Les investisseurs risquent donc de rechigner à refinancer les dettes publiques, lesquelles représentent en moyenne 80% du PIB dans les pays développés, contre la moitié environ dans les pays émergents. Cela augmenterait les taux d'intérêt que les Etats ont à payer sur leurs nouvelles émissions, et ferait chuter les prix des titres de dette côtés. Les grands défauts ne sont peut-être pas pour 2010, mais ce n'est pas la peine de jouer avec le feu pour autant, surtout que le potentiel haussier est très limité pour ne pas dire inexistant. Attention donc aux titres de dette publique. Attention aussi à tous les produits financiers à revenu fixe ou garanti, vendus par les banques et autres intermédiaires financiers, qui pour la plupart reposent sur l'hypothèse que la dette publique est sans risque...

Par ailleurs, les titres à revenus fixes tels que les obligations voient leur rendement réel fortement dégradé par l'inflation, qui pourrait bien faire son retour à moyen-terme, comme on l'explique ici: www.EclairEco.org/fr/inflation.

Compte tenu de ces doutes, les investisseurs pourraient fort bien se tourner vers les actions, l'immobilier, et les investissements alternatifs en 2010.

Les marchés actions devraient ainsi bénéficier d'un rétablissement de la situation économique et de cours encore historiquement bas (en France en tout cas), mais aussi et surtout de flux de capitaux qui cherchent à se réinvestir hors des titres de dette. Comme on l'a vu et expliqué dans ce post de blog, les rendements des actions et des obligations varient maintenant en sens inverse, alors qu'ils suivaient des évolutions parallèles dans les années 1990. Attention cependant aux titres des banques, qui pourraient souffrir de mesures populistes de l'Etat à leur encontre.

Une nouvelle envolée des cours du pétrole n'est pas non plus à exclure. Tout d'abord, le prix du pétrole a retrouvé un niveau plutôt faible, à environ 70 dollars le baril, alors qu'il avait dépassé les 140 dollars le baril il y a seulement 18 mois. Ensuite, un investissement en pétrole est bullish sur la croissance mondiale, notamment celle des pays émergents. Or Goldman Sachs prévoit une croissance de la Chine à plus de 10% en 2010. Un investissement en pétrole est également une bonne couverture contre l'inflation et un effondrement possible du dollar. Enfin, le cours du pétrole augmenterait dans le cas de tensions renaissantes au Moyen-Orient, ce qui est fort probable du fait du problème iranien. Attention cependant aux actions des compagnies pétrolières, lesquelles pourraient faire les frais d'une "taxe d'aubaine" (windfall tax) supplémentaire en cas de flambée du cours du pétrole. En revanche, les compagnies énergétiques devraient bénéficier du renchérissement de l'énergie. Nous reviendrons sur ce thème très prochainement.

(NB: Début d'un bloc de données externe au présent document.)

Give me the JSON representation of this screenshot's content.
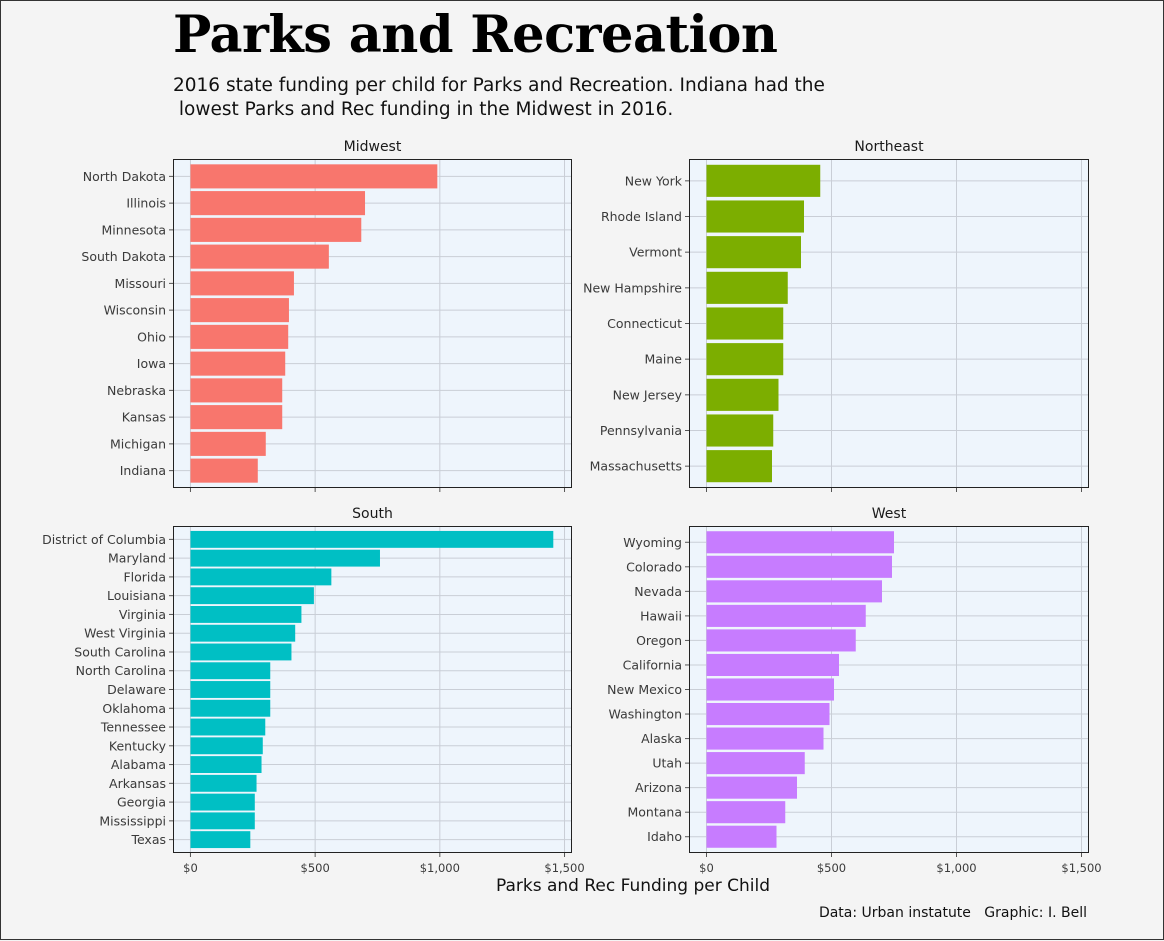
{
  "title": "Parks and Recreation",
  "subtitle": "2016 state funding per child for Parks and Recreation. Indiana had the\n lowest Parks and Rec funding in the Midwest in 2016.",
  "x_axis_label": "Parks and Rec Funding per Child",
  "caption": "Data: Urban instatute   Graphic: I. Bell",
  "colors": {
    "Midwest": "#f8766d",
    "Northeast": "#7cae00",
    "South": "#00bfc4",
    "West": "#c77cff",
    "panel_bg": "#eef5fc",
    "grid": "#c9ced6"
  },
  "chart_data": [
    {
      "type": "bar",
      "orientation": "horizontal",
      "title": "Midwest",
      "categories": [
        "North Dakota",
        "Illinois",
        "Minnesota",
        "South Dakota",
        "Missouri",
        "Wisconsin",
        "Ohio",
        "Iowa",
        "Nebraska",
        "Kansas",
        "Michigan",
        "Indiana"
      ],
      "values": [
        990,
        700,
        685,
        555,
        415,
        395,
        392,
        380,
        368,
        368,
        302,
        270
      ],
      "xlim": [
        -70,
        1530
      ],
      "ticks": [
        0,
        500,
        1000,
        1500
      ],
      "tick_labels": [
        "$0",
        "$500",
        "$1,000",
        "$1,500"
      ],
      "grid": true
    },
    {
      "type": "bar",
      "orientation": "horizontal",
      "title": "Northeast",
      "categories": [
        "New York",
        "Rhode Island",
        "Vermont",
        "New Hampshire",
        "Connecticut",
        "Maine",
        "New Jersey",
        "Pennsylvania",
        "Massachusetts"
      ],
      "values": [
        455,
        390,
        378,
        325,
        307,
        307,
        288,
        267,
        262
      ],
      "xlim": [
        -70,
        1530
      ],
      "ticks": [
        0,
        500,
        1000,
        1500
      ],
      "tick_labels": [
        "$0",
        "$500",
        "$1,000",
        "$1,500"
      ],
      "grid": true
    },
    {
      "type": "bar",
      "orientation": "horizontal",
      "title": "South",
      "categories": [
        "District of Columbia",
        "Maryland",
        "Florida",
        "Louisiana",
        "Virginia",
        "West Virginia",
        "South Carolina",
        "North Carolina",
        "Delaware",
        "Oklahoma",
        "Tennessee",
        "Kentucky",
        "Alabama",
        "Arkansas",
        "Georgia",
        "Mississippi",
        "Texas"
      ],
      "values": [
        1455,
        760,
        565,
        495,
        445,
        420,
        405,
        320,
        320,
        320,
        300,
        290,
        285,
        265,
        258,
        258,
        240
      ],
      "xlim": [
        -70,
        1530
      ],
      "ticks": [
        0,
        500,
        1000,
        1500
      ],
      "tick_labels": [
        "$0",
        "$500",
        "$1,000",
        "$1,500"
      ],
      "grid": true
    },
    {
      "type": "bar",
      "orientation": "horizontal",
      "title": "West",
      "categories": [
        "Wyoming",
        "Colorado",
        "Nevada",
        "Hawaii",
        "Oregon",
        "California",
        "New Mexico",
        "Washington",
        "Alaska",
        "Utah",
        "Arizona",
        "Montana",
        "Idaho"
      ],
      "values": [
        750,
        742,
        702,
        637,
        597,
        530,
        510,
        492,
        468,
        393,
        362,
        315,
        280
      ],
      "xlim": [
        -70,
        1530
      ],
      "ticks": [
        0,
        500,
        1000,
        1500
      ],
      "tick_labels": [
        "$0",
        "$500",
        "$1,000",
        "$1,500"
      ],
      "grid": true
    }
  ]
}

Concernant les taux de change des devises, le dollar américain et la livre sterling sont toujours vulnérables aux effets du quantitative easing (imprimer de la monnaie pour financer le déficit public) entrepris respectivement par la Fed et la Bank of England. Quant à lui, l'euro est vulnérable du fait de la Grèce, et d'autres membres tels l'Irlande, l'Italie, et l'Espagne, qui pourraient avoir prochainement des difficultés à (re)financer leur dette publique toujours croissante. De deux choses l'une. Soit la Grèce sera sauvée par ses voisins. Cela nécessiterait la création monétaire ou l'aggravation des déficits publics des pays sauveteurs, sans compter que cela encouragerait aux dépenses publiques toujours plus extravagantes et à l'irresponsabilité budgétaire dans la zone euro. L'euro s'en trouverait affaiblit. Soit la Grèce n'est pas secourue. Dans un tel cas, la peur de la contagion et la prise de conscience des investisseurs leur feraient fuir l'euro et liquider leurs titres de dette publique des pays de la zone euro. De plus, on craindrait un éclatement de la zone euro. Dans ce cas également, l'euro s'en trouverait affaibli.

Les devises à privilégier en 2010 sont celles des pays économiquement et politiquement stables qui font également preuve de prudence dans la gestion de leurs finances publiques. On pense au franc suisse, au dollar canadien et au dollar australien.  

Pour résumer, il semble adéquat de liquider les positions en dette publique, et d'investir en actions voire en investissements alternatifs à la place.